Books I’ve read that changed my perspective. An inspirational blog whose encouragement showed up when I felt like giving up. They gave a gift of words.
When I feel alone and taken advantage of, I remember sweet moments spent with a friend and remember that I am loved. They gave a gift of friendship.
After severing ties with someone whose friendship ended after a hurtful season, an olive branch was extended. This year a slow process of healing and mending was initiated. They gave a gift of forgiveness.
I look around my room and see sweet little tokens, reminders of friendship and thoughtfulness from tinkerers who love to craft their Pinterest-worthy experiments. They gave a gift of talent.
To candlemakers, to writers, to photographers, to telephone callers, to card makers and crafters, to bakers, to teddy-bear- dressed-like-a- zebra-makers.
Whenever you can and whatever you can throw out into the world, GIVE YOUR GIFT.

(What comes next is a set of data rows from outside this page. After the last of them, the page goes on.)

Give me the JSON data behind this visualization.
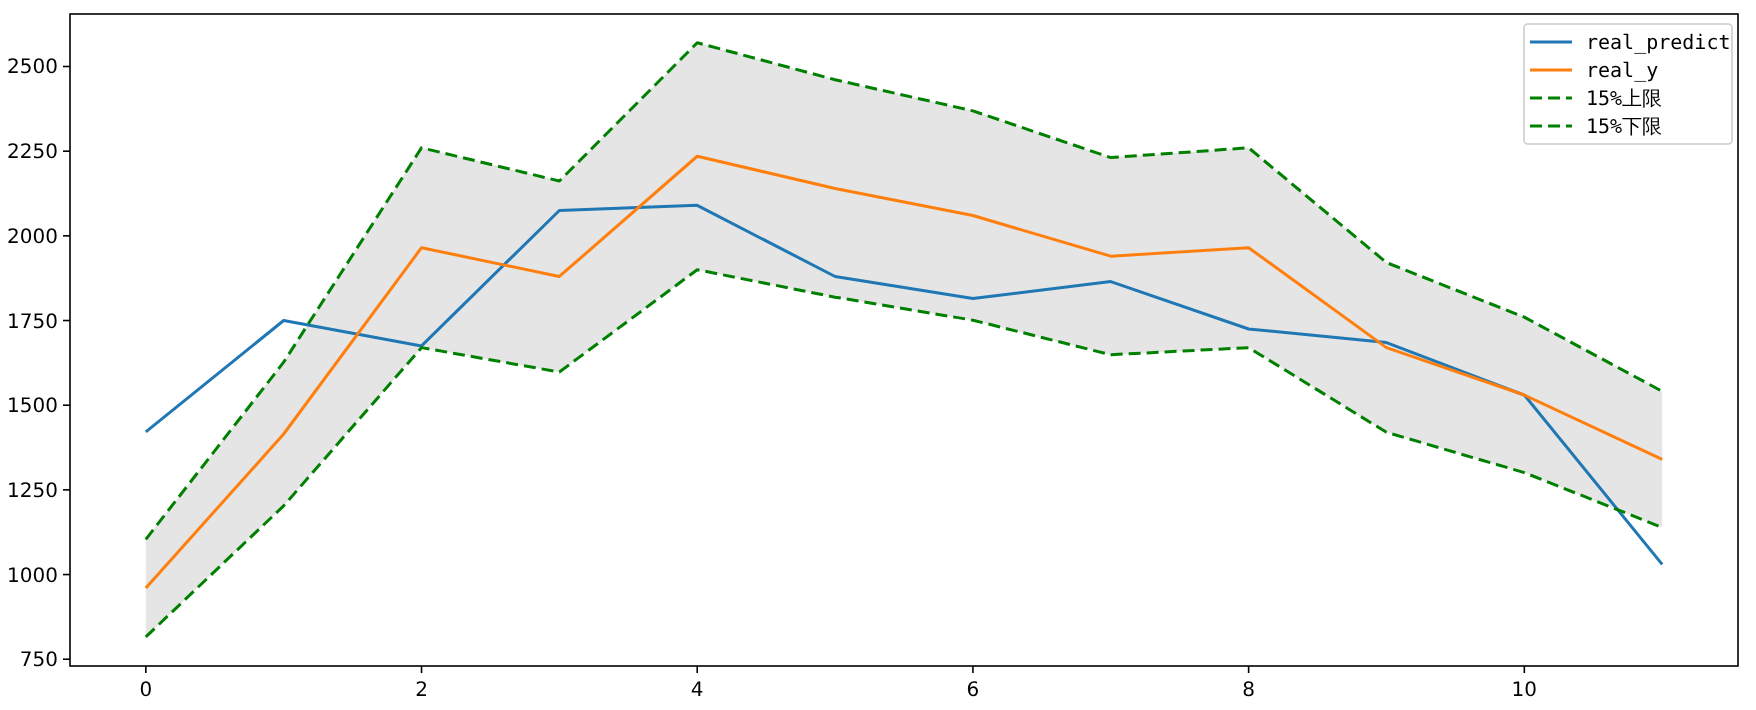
{
  "chart_data": {
    "type": "line",
    "x": [
      0,
      1,
      2,
      3,
      4,
      5,
      6,
      7,
      8,
      9,
      10,
      11
    ],
    "xlim": [
      -0.55,
      11.55
    ],
    "xticks": [
      0,
      2,
      4,
      6,
      8,
      10
    ],
    "ylim": [
      730,
      2655
    ],
    "yticks": [
      750,
      1000,
      1250,
      1500,
      1750,
      2000,
      2250,
      2500
    ],
    "grid": false,
    "legend": "top right",
    "series": [
      {
        "name": "real_predict",
        "color": "#1f77b4",
        "line_style": "solid",
        "values": [
          1421,
          1750,
          1675,
          2075,
          2090,
          1880,
          1815,
          1865,
          1725,
          1685,
          1530,
          1030
        ]
      },
      {
        "name": "real_y",
        "color": "#ff7f0e",
        "line_style": "solid",
        "values": [
          960,
          1415,
          1965,
          1880,
          2235,
          2140,
          2060,
          1940,
          1965,
          1670,
          1530,
          1340
        ],
        "lower": [
          816,
          1203,
          1670,
          1598,
          1900,
          1819,
          1751,
          1649,
          1670,
          1420,
          1301,
          1139
        ],
        "upper": [
          1104,
          1627,
          2260,
          2162,
          2570,
          2461,
          2369,
          2231,
          2260,
          1921,
          1760,
          1541
        ]
      },
      {
        "name": "15%上限",
        "color": "#008000",
        "line_style": "dashed",
        "values": [
          1104,
          1627,
          2260,
          2162,
          2570,
          2461,
          2369,
          2231,
          2260,
          1921,
          1760,
          1541
        ]
      },
      {
        "name": "15%下限",
        "color": "#008000",
        "line_style": "dashed",
        "values": [
          816,
          1203,
          1670,
          1598,
          1900,
          1819,
          1751,
          1649,
          1670,
          1420,
          1301,
          1139
        ]
      }
    ]
  }
}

I know it’s scary sometimes. We feel insecure, overwhelmed, unimportant, or busy. Don’t shove your craft supplies in a forgotten corner cabinet. Don’t fill up your schedule so full you forget to just relax with a friend in a small coffee shop giving your gift of a listening ear. Don’t talk yourself out of setting up that podcast or writing that book, or making that phone call just to say hi. Send that snail mail hand written letter. Take that picture, and send all the gifts into the world.
We don’t know which ones will stick. Which we will carry with us, tuck in with us at night, remember in a tough spot, march with us into battle. Which gift will become so tattered and worn from using that someone can’t even remember life without it.